Calcolo delta in Code

// Input: item con current.price e last.price
const current = $json.current_price;
const last = $json.last_price;
const delta = current - last;
const deltaPct = last ? (delta / last) * 100 : null;
return [{ json: { ...$json, delta, deltaPct: deltaPct !== null ? Math.round(deltaPct * 100) / 100 : null } }];

Suggerimenti

  • Se usi più store, includi store nella chiave di merge.
  • Gestisci outlier: ignora variazioni impossibili (es. >70% senza input promozioni).
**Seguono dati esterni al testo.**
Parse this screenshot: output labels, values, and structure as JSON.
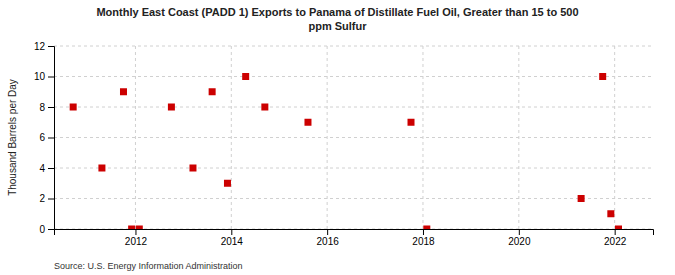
{
  "chart_data": {
    "type": "scatter",
    "title": "Monthly East Coast (PADD 1) Exports to Panama of Distillate Fuel Oil, Greater than 15 to 500\nppm Sulfur",
    "ylabel": "Thousand Barrels per Day",
    "source": "Source: U.S. Energy Information Administration",
    "x": [
      2010.7,
      2011.3,
      2011.75,
      2011.92,
      2012.08,
      2012.75,
      2013.2,
      2013.6,
      2013.92,
      2014.3,
      2014.7,
      2015.6,
      2017.75,
      2018.08,
      2021.3,
      2021.75,
      2021.92,
      2022.08
    ],
    "values": [
      8,
      4,
      9,
      0,
      0,
      8,
      4,
      9,
      3,
      10,
      8,
      7,
      7,
      0,
      2,
      10,
      1,
      0
    ],
    "color": "#cc0000",
    "marker": "square",
    "xlim": [
      2010.3,
      2022.8
    ],
    "ylim": [
      0,
      12
    ],
    "xticks": [
      2012,
      2014,
      2016,
      2018,
      2020,
      2022
    ],
    "yticks": [
      0,
      2,
      4,
      6,
      8,
      10,
      12
    ],
    "grid": true
  }
}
Regole di alert e riduzione del rumore: soglie, cooldown, digest

Definisci regole chiare per regole di alert su calo prezzo evitando notifiche eccessive.

If (soglia percentuale)

{
  "name": "Is Price Drop > 10%",
  "type": "n8n-nodes-base.if",
  "typeVersion": 2,
  "parameters": {
    "conditions": {
      "conditions": [
        {
          "leftValue": "={{ $json.deltaPct }}",
          "rightValue": "-10",
          "operator": { "type": "number", "operation": "smaller" }
        }
      ],
      "combinator": "and"
    }
  }
}

Riduzione rumore

  • Cooldown per prodotto/store (es. max 1 alert/24h): memorizza l’ultimo alert in DB e filtra.
  • Raggruppamento/digest: aggrega tutte le variazioni significative e invia un unico messaggio a fine giornata.
  • Escalation: se il delta supera soglia alta (es. >25%), invia immediatamente un alert “critico”.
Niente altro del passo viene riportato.